I am helping my brother with his math homework and this problem has stumped me.
I tried (150+4n)(490000/n)+0.75n as the cost function but that doesn't get me anywhere when I take second derivative.
A company needs 490,000 items per year. It costs the company \$150 to prepare a production run of these items and \$4 to produce each item. If it also costs the company $0.75 per year for each item stored, find the number of items that should be produced in each run so that total costs of production and storage are minimized.

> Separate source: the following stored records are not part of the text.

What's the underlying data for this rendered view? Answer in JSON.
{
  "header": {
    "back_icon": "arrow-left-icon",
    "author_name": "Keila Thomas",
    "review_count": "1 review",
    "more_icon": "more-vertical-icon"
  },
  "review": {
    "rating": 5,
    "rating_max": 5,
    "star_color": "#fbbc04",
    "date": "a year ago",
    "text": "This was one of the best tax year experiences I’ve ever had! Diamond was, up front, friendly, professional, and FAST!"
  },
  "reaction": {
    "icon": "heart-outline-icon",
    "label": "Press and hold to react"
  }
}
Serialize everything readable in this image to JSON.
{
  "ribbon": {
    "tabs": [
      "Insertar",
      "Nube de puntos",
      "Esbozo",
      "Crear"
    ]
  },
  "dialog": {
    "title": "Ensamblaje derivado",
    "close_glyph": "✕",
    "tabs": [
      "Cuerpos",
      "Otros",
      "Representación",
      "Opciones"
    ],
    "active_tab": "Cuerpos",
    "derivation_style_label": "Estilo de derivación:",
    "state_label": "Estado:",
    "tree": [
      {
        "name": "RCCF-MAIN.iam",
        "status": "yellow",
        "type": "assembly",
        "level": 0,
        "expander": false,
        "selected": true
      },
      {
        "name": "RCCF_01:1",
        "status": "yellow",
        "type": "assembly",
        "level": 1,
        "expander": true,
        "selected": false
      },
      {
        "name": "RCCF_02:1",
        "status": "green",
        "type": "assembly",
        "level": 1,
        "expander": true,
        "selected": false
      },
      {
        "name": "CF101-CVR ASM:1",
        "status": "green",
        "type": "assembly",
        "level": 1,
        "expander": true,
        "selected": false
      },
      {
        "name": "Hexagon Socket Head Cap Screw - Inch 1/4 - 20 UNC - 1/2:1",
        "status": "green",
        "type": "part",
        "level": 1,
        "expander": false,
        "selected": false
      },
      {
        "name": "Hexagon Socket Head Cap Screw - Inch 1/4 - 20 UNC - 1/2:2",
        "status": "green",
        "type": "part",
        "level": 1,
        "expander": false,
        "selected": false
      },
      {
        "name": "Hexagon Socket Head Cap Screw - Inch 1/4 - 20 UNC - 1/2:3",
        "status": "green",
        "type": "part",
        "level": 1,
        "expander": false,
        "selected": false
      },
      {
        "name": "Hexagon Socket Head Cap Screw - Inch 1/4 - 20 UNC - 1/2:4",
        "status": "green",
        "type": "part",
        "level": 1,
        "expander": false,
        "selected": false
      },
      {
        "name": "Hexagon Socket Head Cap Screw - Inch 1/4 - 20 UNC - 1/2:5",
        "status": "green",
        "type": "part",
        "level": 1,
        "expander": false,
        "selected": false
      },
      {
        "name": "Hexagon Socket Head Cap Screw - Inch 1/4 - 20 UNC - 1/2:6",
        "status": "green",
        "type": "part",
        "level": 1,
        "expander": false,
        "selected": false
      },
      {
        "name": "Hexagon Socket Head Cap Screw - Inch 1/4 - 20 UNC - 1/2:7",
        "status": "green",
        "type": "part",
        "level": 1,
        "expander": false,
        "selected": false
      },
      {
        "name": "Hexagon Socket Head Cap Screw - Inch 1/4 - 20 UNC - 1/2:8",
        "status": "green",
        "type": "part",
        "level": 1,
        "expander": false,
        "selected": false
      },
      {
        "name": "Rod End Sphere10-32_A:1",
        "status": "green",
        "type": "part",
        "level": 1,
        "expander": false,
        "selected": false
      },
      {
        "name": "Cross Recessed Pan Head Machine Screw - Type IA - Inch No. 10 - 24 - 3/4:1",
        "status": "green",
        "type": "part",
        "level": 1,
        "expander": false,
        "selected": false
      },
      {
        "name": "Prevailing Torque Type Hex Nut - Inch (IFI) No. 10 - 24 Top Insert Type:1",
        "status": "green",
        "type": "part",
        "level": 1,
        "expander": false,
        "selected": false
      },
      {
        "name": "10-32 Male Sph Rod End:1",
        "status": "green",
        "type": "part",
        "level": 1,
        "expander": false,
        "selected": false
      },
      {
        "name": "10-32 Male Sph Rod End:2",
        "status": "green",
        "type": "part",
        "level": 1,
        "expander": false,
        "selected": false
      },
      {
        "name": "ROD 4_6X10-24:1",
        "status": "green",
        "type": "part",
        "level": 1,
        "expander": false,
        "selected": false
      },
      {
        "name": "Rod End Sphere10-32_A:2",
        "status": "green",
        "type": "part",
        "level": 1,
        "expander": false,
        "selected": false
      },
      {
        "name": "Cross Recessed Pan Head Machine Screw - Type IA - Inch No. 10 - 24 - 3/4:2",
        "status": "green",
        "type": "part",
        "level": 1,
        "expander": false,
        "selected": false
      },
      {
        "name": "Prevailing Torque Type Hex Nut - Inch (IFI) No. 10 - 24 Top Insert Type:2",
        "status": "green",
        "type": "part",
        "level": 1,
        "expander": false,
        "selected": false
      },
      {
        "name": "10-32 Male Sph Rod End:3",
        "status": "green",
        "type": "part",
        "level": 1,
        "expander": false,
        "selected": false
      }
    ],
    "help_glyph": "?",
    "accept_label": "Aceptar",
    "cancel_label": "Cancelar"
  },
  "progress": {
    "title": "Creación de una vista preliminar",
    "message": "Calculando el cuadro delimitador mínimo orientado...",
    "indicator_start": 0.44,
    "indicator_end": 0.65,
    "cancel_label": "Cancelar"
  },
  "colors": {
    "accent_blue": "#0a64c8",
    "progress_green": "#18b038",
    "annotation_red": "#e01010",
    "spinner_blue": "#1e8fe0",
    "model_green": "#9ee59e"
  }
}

The correct answer is 14,000 items/run. How?
Best Answer
[Edit, sorry, mis-read the numbers. Fixing them below.]
So if x is the number of production runs, then 490000/x is the number of items produced in a production run. Since the cost of producing each item is the same no matter how many production runs we use, it doesn't really matter for the minimization problem. (If you wanted to include this in the cost function, you would just add the constant value 4*490000.) Since every production run costs 450 then that part of the cost is 150x. And presumably we will at some point store every one of these units per production run, at a cost of (0.75)490000/x. So the total cost function is
$150x + \frac{(0.75)\cdot 490000}{x}$
And you want to minimize this, so you take the derivative and set it to 0, then solve for x:
$150 + 0.75\cdot 490000 \cdot (-1\cdot x^{-2})=0$
so
$x^{2} = \frac{0.75\cdot 490000}{150}$
so
$x \approx 49.5$ (rejecting the negative solution as meaningless in the problem)
We then need to know the number for the lowest cost which is close to this value, so we test 49 and 50. If you do 49 production runs then the cost is 14850 = 150*49 + 0.75*490000/49 but if you do 50 runs the cost is the same, 14850 = 150*50 + 0.75*490000/50. So it doesn't matter which.
If you pick 49, then the number to produce is 490000/49 = 10,000.
(I see this disagrees with your teacher's result so I'll try to see if I missed anything.)